While she’s not suggesting women go to strip clubs to pick up men, Janaki also raises the issue of female clientele chatting up blokes, which “takes the spotlight away from the dancers”. She adds: “But the worst is women who come with their boyfriend and treat it like a theme park. I find it disrespectful when they’re all over each other; it’s like they’re using me.”
Women’s presence in strip clubs has even given rise to conflict. At Ye Olde Axe – an east London example of that peculiarly British hybrid, the ‘strip pub’ – management recently banned female customers.
One employee, who would prefer to remain nameless, explains: “We had problems with women getting aggressive with the dancers. They’d call them sluts and whores, so we decided it’d be easier not to let them.”
It’s clear that women watching women is not a straightforward exercise in shared empowerment. But that’s not to take away from the experience of the growing number of girls who enjoy being a voyeur. Perhaps we should even celebrate the fact that they are welcome in establishments that were, until recently, exclusively male spaces. Some are still called ‘gentlemen’s clubs’.
“I’m straight but I find strip clubs really sexy places to be,” says Jessica, from north London, who has visited several clubs, often with her boyfriend. “I know they’re not everyone’s cup of tea, but I enjoy it. I’ve even had a private dance once. I just wanted to know what went on.”
Whether women visit out of curiosity or desire, strip clubs today are unlikely to turn them away. In fact, they could be key to their very survival.
In the early 2000s, the number of people visiting clubs was in decline. Online access to porn meant men could see what they wanted on screen without the inconvenience of putting on clothes and leaving the house. Now strip clubs need all the clients they can get, as the owner of a strip pub (who wanted to remain nameless) confirmed: “At the end of the day we’re a business, so we welcome anyone through the door, men or women.”
In the name of research I visited an east London strip pub with a female friend. Having already spoken to some dancers to write this piece, I knew that far from being an exploitative industry, stripping was something they enjoyed – and which earned them tonnes of money.
It would have been hard not to be mesmerised by the parade of female beauty inside, but once I'd seen one hot hairless millennial, I felt like I'd seen them all. In truth, I struggled to forget just how completely motivated by money the dancers are. All of us watching were reduced to pound coin signs, and I couldn’t shift the episode of People Just Do Nothing where Grindah falls for a cash-hungry stripper.

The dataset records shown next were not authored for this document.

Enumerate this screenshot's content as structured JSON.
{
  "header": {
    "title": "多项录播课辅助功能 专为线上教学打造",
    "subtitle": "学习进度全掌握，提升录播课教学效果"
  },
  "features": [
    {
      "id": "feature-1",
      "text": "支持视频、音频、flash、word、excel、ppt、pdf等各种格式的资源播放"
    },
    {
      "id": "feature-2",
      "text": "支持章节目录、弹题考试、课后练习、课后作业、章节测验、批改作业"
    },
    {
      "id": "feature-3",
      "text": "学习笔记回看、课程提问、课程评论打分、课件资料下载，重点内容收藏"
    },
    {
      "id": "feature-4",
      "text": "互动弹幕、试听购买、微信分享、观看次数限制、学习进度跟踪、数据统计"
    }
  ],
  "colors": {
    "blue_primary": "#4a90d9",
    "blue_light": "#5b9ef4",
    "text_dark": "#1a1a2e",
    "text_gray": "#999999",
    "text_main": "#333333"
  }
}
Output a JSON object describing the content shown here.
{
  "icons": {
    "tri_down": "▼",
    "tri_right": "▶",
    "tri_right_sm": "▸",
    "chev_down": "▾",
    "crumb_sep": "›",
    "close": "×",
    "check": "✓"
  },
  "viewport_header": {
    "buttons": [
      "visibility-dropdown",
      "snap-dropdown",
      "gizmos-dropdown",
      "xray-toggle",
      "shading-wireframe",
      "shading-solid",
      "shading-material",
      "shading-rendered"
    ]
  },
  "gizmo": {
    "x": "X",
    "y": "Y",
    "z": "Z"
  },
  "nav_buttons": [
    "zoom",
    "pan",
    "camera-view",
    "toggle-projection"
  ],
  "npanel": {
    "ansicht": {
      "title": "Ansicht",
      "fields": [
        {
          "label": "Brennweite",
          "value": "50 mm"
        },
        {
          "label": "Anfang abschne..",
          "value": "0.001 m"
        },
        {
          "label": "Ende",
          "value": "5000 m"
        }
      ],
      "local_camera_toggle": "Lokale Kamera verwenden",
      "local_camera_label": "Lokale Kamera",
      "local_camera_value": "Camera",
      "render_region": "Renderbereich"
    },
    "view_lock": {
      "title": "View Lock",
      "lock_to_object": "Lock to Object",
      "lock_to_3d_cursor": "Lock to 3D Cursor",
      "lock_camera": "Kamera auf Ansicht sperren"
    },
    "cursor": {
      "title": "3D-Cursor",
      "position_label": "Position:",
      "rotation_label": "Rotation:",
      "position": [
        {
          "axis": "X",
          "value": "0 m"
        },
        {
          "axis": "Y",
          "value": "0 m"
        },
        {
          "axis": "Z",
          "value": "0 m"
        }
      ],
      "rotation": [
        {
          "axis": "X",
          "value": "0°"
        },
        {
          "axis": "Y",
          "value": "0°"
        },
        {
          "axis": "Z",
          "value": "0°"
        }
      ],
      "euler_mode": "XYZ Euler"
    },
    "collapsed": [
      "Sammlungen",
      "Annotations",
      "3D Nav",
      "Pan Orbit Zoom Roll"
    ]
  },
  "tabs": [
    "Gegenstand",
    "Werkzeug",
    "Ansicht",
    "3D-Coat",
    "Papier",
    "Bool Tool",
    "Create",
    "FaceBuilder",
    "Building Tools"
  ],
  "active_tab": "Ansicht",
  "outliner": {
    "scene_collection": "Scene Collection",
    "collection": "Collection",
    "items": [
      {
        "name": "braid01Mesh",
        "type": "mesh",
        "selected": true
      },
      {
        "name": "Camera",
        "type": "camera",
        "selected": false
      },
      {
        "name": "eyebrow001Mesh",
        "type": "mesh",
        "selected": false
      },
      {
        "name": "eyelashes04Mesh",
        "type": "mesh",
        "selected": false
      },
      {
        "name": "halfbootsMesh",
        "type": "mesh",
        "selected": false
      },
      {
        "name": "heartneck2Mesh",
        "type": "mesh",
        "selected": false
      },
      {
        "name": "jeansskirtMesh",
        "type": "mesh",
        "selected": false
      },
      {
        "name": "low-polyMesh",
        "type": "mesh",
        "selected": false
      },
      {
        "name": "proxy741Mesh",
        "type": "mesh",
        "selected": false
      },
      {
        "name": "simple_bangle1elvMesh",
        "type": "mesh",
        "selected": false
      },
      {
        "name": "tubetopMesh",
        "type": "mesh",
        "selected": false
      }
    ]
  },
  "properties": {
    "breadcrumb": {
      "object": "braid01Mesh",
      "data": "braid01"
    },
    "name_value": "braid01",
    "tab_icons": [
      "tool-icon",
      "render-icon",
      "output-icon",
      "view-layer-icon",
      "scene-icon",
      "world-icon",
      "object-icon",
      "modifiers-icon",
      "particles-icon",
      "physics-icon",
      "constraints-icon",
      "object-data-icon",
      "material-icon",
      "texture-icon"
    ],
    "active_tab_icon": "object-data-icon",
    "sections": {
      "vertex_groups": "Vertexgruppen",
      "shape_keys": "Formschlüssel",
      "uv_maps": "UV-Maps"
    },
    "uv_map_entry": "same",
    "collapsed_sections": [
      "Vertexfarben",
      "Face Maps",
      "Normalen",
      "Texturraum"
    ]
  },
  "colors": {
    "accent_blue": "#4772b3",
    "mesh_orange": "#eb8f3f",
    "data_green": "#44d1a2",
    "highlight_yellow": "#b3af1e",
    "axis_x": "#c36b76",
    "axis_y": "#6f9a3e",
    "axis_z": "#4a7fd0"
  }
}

In this post-Weinstein era, and following the Women’s March where millions protested against ‘pussy-grabbing’ Trump, it’s understandable that eyebrows are raised at the idea of women spending their hard-earned money in strip clubs. They remain a murky moral issue, forever linked to our sexual subjugation. But if a woman enjoys watching other women, and it’s consensual, safe, and Drake is playing, who is anyone to argue?